Of all his many dreams, this one is most vivid, poignant

- OWEN CANFIELD

I have had that very dream, with the same reaction, a number of times over the 30 years. I continue to welcome it, and I see nothing spooky or mysterious about. It usually occurs after an incident or conversati­on that recalls a vivid memory of her.

Some people never dream, so I’m told, and some dream frequently. I’m one of the latter, not dreaming every night, but quite often. Sometimes they are random dreams that can’t be readily identified with any conscious thought or incident. And sometimes, like last Thursday night, the dreams are so real that they stay with me all through the day and sometimes longer.

Aug. 4 was the 30-year anniversar­y of the death of my wife Ethel. It was 5 a.m. when the beautiful young nurse shook me gently, saying, “Wake up, honey, it’s all over.” I was lying on a cot beside Ethel’s bed at Torrington’s Charlotte Hungerford Hospital, and waking immediatel­y, was not surprised to receive the awful news. There was shock, of course, but all of us close to her knew that the vicious cancer she had fought so bravely would eventually claim her life. She was 55.

The week after that is a bit hazy in memory. I thought of her constantly, went daily to her grave and tended it lovingly. Then, in a few days, I returned to work, and the routine of a job I loved helped me adjust. I discovered a person never recovers. He simply learns to manage the pain.

Eventually, my patchedup life, with its daily routines and responsibi­lities, became the norm. But I found it interestin­g that I, a dreamer, never dreamed of her. My dreaming hadn’t stopped. I still dreamed of one thing or another, but Ethel was never present in them. Some of our 10 children revealed that they have dreamed of their mother, some more often than others.

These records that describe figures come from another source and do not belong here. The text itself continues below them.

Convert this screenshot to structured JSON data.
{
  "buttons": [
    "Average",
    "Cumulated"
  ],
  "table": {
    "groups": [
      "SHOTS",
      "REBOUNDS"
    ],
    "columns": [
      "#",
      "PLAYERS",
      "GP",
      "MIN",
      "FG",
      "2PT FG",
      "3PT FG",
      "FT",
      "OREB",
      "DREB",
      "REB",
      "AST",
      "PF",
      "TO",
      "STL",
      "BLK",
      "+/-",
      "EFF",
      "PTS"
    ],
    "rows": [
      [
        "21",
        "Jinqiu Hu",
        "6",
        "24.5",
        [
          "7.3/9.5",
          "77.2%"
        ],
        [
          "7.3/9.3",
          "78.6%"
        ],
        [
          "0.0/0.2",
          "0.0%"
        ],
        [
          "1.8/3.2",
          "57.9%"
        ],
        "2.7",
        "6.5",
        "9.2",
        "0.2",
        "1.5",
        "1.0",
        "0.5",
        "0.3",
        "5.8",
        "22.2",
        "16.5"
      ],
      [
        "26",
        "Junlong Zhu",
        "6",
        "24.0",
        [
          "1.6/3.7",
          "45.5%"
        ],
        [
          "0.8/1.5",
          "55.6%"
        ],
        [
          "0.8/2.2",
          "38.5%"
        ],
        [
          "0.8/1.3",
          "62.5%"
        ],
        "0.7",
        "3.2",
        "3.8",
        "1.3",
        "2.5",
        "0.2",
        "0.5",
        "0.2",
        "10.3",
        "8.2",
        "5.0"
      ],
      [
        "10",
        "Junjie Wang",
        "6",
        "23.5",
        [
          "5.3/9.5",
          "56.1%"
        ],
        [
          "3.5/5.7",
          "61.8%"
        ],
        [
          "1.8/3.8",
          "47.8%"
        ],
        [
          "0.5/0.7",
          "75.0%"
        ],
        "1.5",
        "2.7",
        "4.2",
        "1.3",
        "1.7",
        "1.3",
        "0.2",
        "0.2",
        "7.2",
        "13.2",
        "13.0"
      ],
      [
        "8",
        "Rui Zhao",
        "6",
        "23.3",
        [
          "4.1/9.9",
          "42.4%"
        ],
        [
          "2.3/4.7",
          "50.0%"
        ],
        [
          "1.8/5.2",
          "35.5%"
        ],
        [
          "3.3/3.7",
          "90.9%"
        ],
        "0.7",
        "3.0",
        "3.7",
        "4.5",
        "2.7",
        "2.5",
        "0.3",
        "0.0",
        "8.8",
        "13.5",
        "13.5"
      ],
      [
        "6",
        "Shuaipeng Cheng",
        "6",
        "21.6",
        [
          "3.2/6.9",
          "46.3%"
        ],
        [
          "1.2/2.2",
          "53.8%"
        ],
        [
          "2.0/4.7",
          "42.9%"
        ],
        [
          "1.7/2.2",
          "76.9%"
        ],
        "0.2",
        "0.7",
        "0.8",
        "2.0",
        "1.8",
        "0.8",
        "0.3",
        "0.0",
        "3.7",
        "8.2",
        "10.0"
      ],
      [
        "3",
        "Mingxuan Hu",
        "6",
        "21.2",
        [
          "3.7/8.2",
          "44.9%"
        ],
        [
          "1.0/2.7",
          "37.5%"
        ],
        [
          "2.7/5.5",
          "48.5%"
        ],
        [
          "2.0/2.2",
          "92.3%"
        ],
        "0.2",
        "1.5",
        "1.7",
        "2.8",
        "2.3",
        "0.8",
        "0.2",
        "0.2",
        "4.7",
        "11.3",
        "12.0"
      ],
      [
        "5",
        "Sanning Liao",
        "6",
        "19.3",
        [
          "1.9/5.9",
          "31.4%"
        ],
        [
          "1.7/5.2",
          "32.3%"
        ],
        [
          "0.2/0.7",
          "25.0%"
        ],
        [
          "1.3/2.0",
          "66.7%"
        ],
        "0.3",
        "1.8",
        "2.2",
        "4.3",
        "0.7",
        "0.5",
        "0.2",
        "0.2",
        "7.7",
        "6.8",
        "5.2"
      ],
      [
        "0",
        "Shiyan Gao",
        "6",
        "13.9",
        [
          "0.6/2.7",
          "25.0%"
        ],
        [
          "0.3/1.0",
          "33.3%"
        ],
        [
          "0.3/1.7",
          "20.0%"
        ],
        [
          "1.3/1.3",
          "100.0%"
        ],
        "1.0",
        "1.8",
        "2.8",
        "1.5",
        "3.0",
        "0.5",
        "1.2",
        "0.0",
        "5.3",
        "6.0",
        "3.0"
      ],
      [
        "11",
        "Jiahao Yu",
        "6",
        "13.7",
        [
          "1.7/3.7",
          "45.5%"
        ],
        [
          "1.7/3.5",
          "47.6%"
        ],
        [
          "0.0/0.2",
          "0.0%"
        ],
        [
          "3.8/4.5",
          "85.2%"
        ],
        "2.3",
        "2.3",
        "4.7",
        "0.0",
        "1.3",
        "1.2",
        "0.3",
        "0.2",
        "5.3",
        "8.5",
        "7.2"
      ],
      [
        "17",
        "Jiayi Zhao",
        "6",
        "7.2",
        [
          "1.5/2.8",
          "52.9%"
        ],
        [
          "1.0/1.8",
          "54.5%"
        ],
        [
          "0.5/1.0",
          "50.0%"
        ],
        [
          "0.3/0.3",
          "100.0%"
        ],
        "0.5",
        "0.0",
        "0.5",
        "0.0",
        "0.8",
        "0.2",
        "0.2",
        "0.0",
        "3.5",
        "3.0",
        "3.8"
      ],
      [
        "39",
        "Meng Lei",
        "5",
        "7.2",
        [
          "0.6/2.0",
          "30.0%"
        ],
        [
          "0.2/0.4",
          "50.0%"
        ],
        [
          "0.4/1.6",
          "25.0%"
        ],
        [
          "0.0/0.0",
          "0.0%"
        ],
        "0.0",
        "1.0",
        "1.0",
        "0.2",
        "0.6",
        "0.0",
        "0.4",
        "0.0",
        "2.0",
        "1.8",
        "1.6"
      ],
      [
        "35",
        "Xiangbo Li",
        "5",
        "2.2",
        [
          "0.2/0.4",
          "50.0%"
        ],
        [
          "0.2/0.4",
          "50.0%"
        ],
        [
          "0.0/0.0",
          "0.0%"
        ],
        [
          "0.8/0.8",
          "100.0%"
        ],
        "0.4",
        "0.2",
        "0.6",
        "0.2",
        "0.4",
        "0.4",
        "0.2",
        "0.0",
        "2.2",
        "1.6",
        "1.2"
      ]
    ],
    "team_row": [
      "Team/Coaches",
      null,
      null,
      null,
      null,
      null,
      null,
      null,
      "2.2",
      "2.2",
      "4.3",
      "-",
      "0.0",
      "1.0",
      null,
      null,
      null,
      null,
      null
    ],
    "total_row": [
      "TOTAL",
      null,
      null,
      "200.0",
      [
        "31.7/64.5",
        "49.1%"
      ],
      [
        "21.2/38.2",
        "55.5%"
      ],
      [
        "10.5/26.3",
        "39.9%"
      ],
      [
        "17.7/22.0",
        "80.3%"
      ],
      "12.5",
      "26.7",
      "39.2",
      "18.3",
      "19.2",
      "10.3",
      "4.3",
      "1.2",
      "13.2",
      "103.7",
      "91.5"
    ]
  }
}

And then it happened for me, after a couple of years had elapsed. Until that time, I had not dreamed about her, even once, since her death. In the dream, I was seated in my recliner chair in our old house on Woodbine Street, watching a game or program on the old black and white television.

Suddenly, she was standing beside my chair. She had a dish towel over her shoulder and was dressed in tennis shoes, jeans and a red blouse that she favored. She appeared to be taking a break from what she lightly called “work-a-day doings” around the house.

Her right hand was resting lightly on my shoulder and she was looking straight ahead, at the TV, lips slightly parted in a half-smile, a familiar expression. I started to speak to her, but before I could utter a syllable, she was gone and I was awake. A feeling of peace and a sort of wonderment swept over me, as if she had really paid me a visit.

I have had that very dream, with the same reaction, a number of times over the 30 years. I continue to welcome it, and I see nothing spooky or mysterious about. It usually occurs after an incident or conversati­on that recalls a vivid memory of her.

Recently, a son, Dan, sent out an email to his brothers and sisters, requesting that they submit a few memories of “Mom” to be used in his blog in connection with the anniversar­y of Ethel’s death. The nine of them flooded his mailbox with those memories. They’re still coming in. The family will treasure it, I promise you, when Dan produces the finished product.

I have a few thoughts to contribute, too, from the early times in the mid-1950s after we met and married and started out, just knowing this would be the start of something big. Thursday’s dream occurred after I examined those treasures of my memory, thinking of our most memorable times.

The special dream won’t show up again for a long time, but I know it will return eventually.

And that is very comforting, for it means my girl is there for me now, tomorrow, forever.